Mis en ligne le vendredi 3 août 2018


Cour du travail de Bruxelles, 9 avril 2018, R.G. 2015/AB/857

Terra Laboris

Dans un arrêt du 9 avril 2018, la Cour du travail de Bruxelles rappelle, s’agissant d’une demande de réparation du préjudice causé suite au non-paiement de la rémunération (en tant qu’infraction), que le mode normal, à privilégier, est la réparation en nature.
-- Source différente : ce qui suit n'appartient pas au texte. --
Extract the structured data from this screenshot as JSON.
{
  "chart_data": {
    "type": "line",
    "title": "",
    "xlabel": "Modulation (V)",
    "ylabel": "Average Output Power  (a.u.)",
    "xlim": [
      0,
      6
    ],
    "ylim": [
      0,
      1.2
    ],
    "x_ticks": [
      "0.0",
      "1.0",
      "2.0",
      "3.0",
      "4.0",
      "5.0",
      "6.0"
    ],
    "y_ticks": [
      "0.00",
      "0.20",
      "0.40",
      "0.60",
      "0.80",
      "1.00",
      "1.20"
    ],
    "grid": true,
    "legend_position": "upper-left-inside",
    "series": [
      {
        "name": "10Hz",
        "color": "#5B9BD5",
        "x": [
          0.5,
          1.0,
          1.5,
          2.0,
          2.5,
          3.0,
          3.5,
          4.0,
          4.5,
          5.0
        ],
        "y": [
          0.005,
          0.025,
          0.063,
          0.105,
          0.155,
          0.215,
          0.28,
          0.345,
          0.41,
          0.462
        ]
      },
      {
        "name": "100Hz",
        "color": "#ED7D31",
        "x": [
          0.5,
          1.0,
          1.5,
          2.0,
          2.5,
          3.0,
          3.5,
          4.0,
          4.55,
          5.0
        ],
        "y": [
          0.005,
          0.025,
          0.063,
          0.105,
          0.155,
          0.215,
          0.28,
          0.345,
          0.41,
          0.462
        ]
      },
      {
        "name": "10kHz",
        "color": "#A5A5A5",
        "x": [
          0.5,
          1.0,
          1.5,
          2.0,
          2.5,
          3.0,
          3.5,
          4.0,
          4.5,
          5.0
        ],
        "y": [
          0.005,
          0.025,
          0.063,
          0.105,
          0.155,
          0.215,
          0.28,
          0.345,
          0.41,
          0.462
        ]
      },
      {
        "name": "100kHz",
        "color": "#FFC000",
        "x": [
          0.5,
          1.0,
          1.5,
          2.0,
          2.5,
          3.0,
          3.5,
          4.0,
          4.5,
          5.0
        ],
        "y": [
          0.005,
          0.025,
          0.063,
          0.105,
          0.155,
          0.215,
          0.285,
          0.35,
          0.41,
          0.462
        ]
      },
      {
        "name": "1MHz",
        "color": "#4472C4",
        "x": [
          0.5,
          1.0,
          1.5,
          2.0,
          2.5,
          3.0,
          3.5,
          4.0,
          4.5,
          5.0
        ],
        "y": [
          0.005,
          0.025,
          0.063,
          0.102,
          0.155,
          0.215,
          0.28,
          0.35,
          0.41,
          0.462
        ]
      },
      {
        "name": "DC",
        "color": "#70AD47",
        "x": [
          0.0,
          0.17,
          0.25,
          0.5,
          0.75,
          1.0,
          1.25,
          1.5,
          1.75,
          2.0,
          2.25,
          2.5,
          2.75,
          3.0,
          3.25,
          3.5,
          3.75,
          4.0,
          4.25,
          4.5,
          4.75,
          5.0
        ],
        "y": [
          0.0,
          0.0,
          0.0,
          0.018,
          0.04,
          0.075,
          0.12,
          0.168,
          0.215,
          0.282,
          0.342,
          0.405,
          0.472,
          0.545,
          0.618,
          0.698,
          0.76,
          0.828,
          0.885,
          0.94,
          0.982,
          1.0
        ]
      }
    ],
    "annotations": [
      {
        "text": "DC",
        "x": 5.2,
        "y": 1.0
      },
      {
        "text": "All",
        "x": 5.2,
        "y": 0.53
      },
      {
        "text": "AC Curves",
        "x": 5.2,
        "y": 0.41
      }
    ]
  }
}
Celle-ci contiendra la majoration à l’équivalent des intérêts légaux.

Les faits et rétroactes

Une domestique privée au service d’une famille de diplomates en poste à Bruxelles était entrée en litige avec ses employeurs, les ayant quittés et ayant déposé plainte auprès de l’Inspection sociale au vu des conditions de travail exécrables.

Les juridictions du travail ont ensuite été saisies par elle en vue de condamnation des intéressés au paiement de sommes, la travailleuse demandant en outre à bénéficier du statut de victime de la traite des êtres humains.

Les personnes concernées ayant entre-temps quitté la Belgique, la procédure a néanmoins été poursuivie et, par jugement du 18 juin 2015, le Tribunal du travail francophone de Bruxelles a condamné solidairement les deux membres du couple au paiement de dommages et intérêts. La réouverture des débats a cependant été ordonnée pour le calcul d’arriérés de rémunération.

Appel a été interjeté devant la cour du travail et celle-ci a rendu un premier arrêt le 4 septembre 2017 (C. trav. Bruxelles, 4 septembre 2017, R.G. 2015/AB/857 – commenté pour SocialEye), arrêt important à la fois sur la question de l’immunité de juridiction et sur la notion de traite des êtres humains.

La cour a ordonné la réouverture des débats – comme l’avait fait le tribunal – sur la question de la rémunération.

La travailleuse faisait valoir une infraction de non-paiement de la rémunération, correspondant à la différence entre la rémunération due et celle qu’elle avait effectivement perçue. Le fondement de cette demande était le nombre d’heures de travail accomplies par la domestique au service du couple, à savoir des prestations variant entre 86 heures et 98 heures par semaine.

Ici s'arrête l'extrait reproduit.